David Goldblatt
The photograph of Ephraim Zulu watering his garden offers a nuanced reflection on land and ownership. To Goldblatt, keeping a garden suggested possession of a place, signalled something like pride or aspiration. Indeed, his Saturday afternoon in Sunward Park proves a revealing counterpoint to this photograph – one man tending a suburban lawn, the other a township yard, watering the dirt that he might settle the dust. The use of the possessive pronoun – his garden – in its title is telling. This land, however dry and impoverished, belongs to Zulu, if only temporarily. Under the apartheid regime, black South Africans could not legally own property outside of the designated ‘homelands’. Instead, they leased the land they lived on, land of which they had been dispossessed under white rule.

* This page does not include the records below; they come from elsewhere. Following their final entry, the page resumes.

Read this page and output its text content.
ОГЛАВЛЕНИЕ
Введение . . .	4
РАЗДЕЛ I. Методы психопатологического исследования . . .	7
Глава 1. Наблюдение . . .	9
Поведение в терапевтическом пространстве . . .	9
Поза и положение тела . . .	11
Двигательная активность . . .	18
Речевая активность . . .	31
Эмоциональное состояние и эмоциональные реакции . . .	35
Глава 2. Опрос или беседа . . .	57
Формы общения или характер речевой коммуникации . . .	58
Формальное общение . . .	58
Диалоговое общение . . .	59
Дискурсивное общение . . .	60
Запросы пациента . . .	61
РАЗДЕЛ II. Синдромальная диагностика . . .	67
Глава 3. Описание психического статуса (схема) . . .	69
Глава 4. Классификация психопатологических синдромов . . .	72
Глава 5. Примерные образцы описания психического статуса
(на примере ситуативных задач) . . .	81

This photograph appears in Lifetimes Under Apartheid, 1986; TJ, 2011; The Pursuit of Values, 2015; and On Common Ground, 2018.
b.1930, Randfontein; d.2018, Johannesburg
“I was drawn,” the late photographer David Goldblatt wrote, “not to the events of the time but to the quiet and commonplace where nothing ‘happened’ and yet all was contained and immanent.” A preeminent chronicler of South African life under apartheid and after, Goldblatt bore witness to how this life is written on the land, in its structures or their absence. Unconcerned with documenting significant historic moments, his photographs stand outside the events of the time and yet are eloquent of them. Through Goldblatt’s lens, the prosaic reveals a telling poignancy. Even in those images that appear benign, much is latent in them – histories and politics, desires and dread. His photographs are quietly critical reflections on the values and conditions that have shaped the country; those structures both ideological and tangible. Among his most notable photobooks are On the Mines (1973), Some Afrikaners Photographed (1975), In Boksburg (1982), The Structure of Things Then (1998), and Particulars (2003).